|When considering the roles that various people worldwide play in advancing various causes, a lot of attention is paid to the people who blow themselves up. A fair amount of time is spent on the victims of such people. But relatively little time is spent focusing on the people whose role is clearly to tire everyone to death.
In this regard, it is worth introducing to a wider audience the existence of a man called Miqdaad Versi. This man works for the Muslim Council of Britain (MCB), an organisation which enjoyed a certain amount of access to the British government after the Satanic Verses affair, 9/11, 7/7 and other atrocities. During those years, they presented themselves in the manner of debt collectors: standing beside a big bruiser stressing how sorry they were to have to demand this payment, but that they were only just holding back their big, angry friend.
Unfortunately for them, during the last Labour government in Britain, the MCB’s behaviour and beliefs were exposed by the more progressive Muslim voices who were by then coming along, and also by a wider society which had become wise to the tricks of these self-appointed “community leaders.” The Labour government took a strong exception to the MCB’s then-Deputy Secretary General, Daud Abdullah, signing the ‘Istanbul Declaration’. As Home Office Minister Hazel Blears said at the time, it “supports violence against foreign forces — which could include British naval personnel… and advocating attacks on Jewish communities all around the world.”

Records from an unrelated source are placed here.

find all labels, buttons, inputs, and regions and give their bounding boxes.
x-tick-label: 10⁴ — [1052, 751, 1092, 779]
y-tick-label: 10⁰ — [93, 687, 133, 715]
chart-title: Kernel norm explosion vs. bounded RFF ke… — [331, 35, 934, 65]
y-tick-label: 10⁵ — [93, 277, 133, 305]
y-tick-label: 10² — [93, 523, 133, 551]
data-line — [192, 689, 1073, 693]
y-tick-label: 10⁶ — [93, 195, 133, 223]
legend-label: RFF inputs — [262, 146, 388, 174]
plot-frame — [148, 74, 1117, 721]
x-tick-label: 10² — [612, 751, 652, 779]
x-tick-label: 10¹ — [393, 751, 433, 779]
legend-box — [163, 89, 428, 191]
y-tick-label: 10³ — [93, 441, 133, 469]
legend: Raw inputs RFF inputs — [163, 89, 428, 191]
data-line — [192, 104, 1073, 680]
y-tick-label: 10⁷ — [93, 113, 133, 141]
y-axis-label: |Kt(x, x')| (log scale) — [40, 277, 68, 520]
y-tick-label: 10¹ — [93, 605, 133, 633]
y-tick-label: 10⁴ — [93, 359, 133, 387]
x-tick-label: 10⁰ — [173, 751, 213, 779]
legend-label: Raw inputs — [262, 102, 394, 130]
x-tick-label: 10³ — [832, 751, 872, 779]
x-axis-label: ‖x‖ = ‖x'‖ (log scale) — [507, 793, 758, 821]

In the years since then, the MCB has had a problem. Its self-appointed task is to act as an interlocutor with the government, but the government will not speak to them, a state of affairs which leaves the leadership of the MCB with a lot of time on their hands. Happily, the group’s Assistant Secretary General, Miqdaad Versi, has found a way to fill that time. Last year he hit the headlines in Britain for an especially observant piece of mid-morning television watching. While filling up his day, Mr Versi noticed that a piece of paper, on which the lead character in a children’s cartoon, called “Fireman Sam,” at one point slipped, appeared to resemble a page of Arabic writing.